Patent Infringement Litigation Overview
Step 1: The Pleadings (Complaint, Answer, Reply)
The Complaint: Pre Suit Investigation
A patentee must form a reasonable basis for bringing an infringement action. Failure to do so can lead to sanctions, including expenses and attorney fees.
Patentees should obtain a prelitigation opinion that analyzes the strengths and weaknesses of alleged infringement and examines:
- Whether the competitor’s product or method infringes the patent (analyzes claim construction issues, tests the accused products and compares the construed claims to the device or process).
- Whether there are issues that cast doubt on the validity and enforceability of the patent.
The Complaint: Parties
Plaintiff(s) –Who Can Sue for Infringement.
- Generally, only the patent holder has standing to sue for patent infringement alone.
- Exclusive licensee can sue for patent infringement jointly with the patent owner and can only sue alone if it has been granted “all substantial rights.”
- Co-owners must sue for patent infringement jointly.
Defendant(s) –Who Can Be Sued for Infringement?
- Anyone who makes, uses, sells, offers to sell, or imports the patented invention or a product made by a patented process.
- Anyone who contributes to or actively induces the direct infringement.
Courts can add or remove parties at any stage of the action (generally by motion of the parties).
Prior to AIA, courts allowed joinder of all accused infringers in one case.
AIA forbids joinder except where both:
- The accused infringers are liable jointly or severally.
- Questions of fact common to all defendants are at issue.
These limitations were intended to curb litigation by “patent trolls” and do not apply to ANDA litigation.
The Complaint: Jurisdiction
The plaintiff can file the complaint in any U.S. judicial district where the defendant regularly conducts business and knowingly profited from the sale of the allegedly infringing products.

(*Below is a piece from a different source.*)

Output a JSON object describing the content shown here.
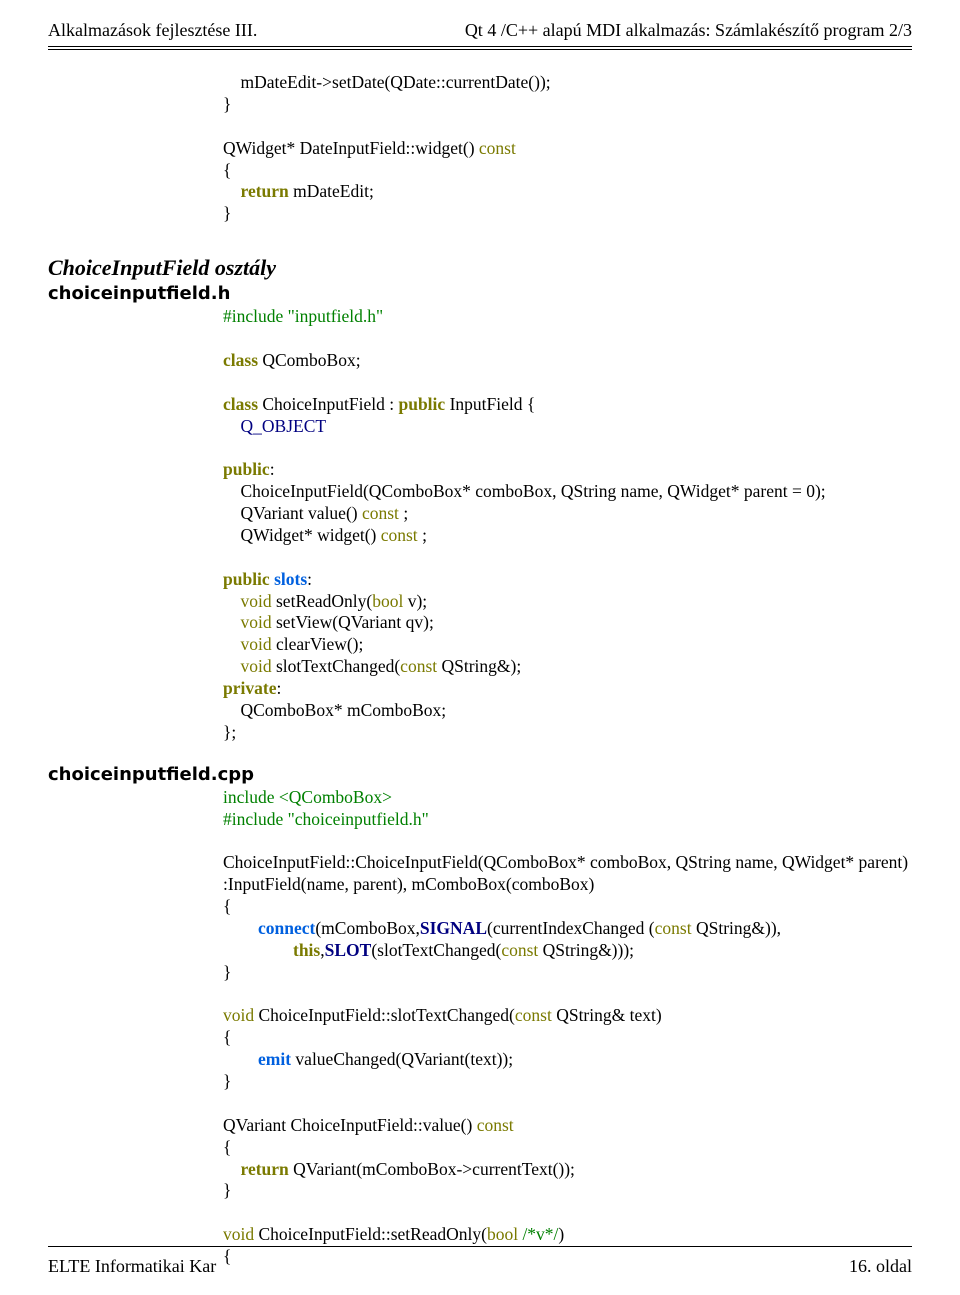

The plaintiff’s choice of district often involves many considerations:
- the speed at which cases in that district typically reach trial;
- the experience level of the district’s judges;
- procedural rules adopted by judges in the district; and
- the sophistication of the jury pool.
Popular jurisdictions include ND CA, CD CA, EDTX, Del, EDVA
The Complaint: Relief
The Complaint must allege the relief sought:
- Generally not granted to NPEs, and limited to where the plaintiff practices its invention, is a direct market competitor of the defendant, and the patented technology is at the core of the business.
- Somewhat rare these days, but more common in the pharmaceutical field.
- Lost profits: Uncommon -must prove that but for the infringement plaintiff would have made the infringer’s sales.
- Reasonable royalty: Fact intensive and includes a consideration of royalty rates previously agreed by the patent owner and comparative royalty rates in the industry.
- Other: Pre-judgment and post-judgment interest, attorneys’ fees if the case is exceptional, and costs.
The Summons and Complaint: File and Serve
The Summons: Must ask the Court to prepare a summons to accompany the complaint.
- A summons is a written notice, notifying the defendant and the court that the complaint has been served on all relevant parties and listing the date of the first court appearance for the lawsuit.
After the complaint has been filed, the plaintiff must then serve a copy of the summons and complaint on the defendant.
The Defendant’s Answer:
In general, the defendant must serve an answer to the complaint within 21 days after being served with the summons and complaint.
- A defendant outside the U.S. who consents to service is allowed to respond within 90 days of the date the request to waive service was sent
Must respond to each allegation in the complaint by either admitting or denying the allegations.
Defendants generally allege non-infringement and assert affirmative defenses such as patent invalidity or inequitable conduct.
A common equitable defense is laches, which prevents recovery of damages if the plaintiff delayed filing suit for an unreasonable and inexcusable length of time, thereby causing prejudice to the defendant.
Defendants also commonly assert counterclaims, e.g., a declaratory judgment that the asserted patent is invalid and not infringed.
The Plaintiff’s Reply:
If the defendant has asserted counterclaims (e.g., asserting that the plaintiff’s patent is invalid), the plaintiff must serve a reply, which is the plaintiff’s answer to the counterclaims.
In general, the plaintiff must serve a reply to the counterclaims within 21 days after being served with the answer.
Step 2: The Preliminary Conferences (Rule 26(f) and Case Management)
The Rule 26(f) Conference:
Parties must disclose amongst themselves certain types of information in ”initial disclosures” near the outset of the case, such as:
- Identification of relevant documents and individuals likely to have discoverable information that the disclosing party may use to support its claims or defenses;
- Computation of any category of damages claimed; and
- Each party’s proposed schedule for the case.
After the Rule 26(f) Conference, the parties must submit a joint report to the court, setting forth each party’s positions on the required topics of discussion, including the case schedule.
The court will conduct a case management conference and set the case schedule based upon the parties’ input.
The parties can revise the schedule based upon a timetable agreeable to both parties as long as it is approved by the court.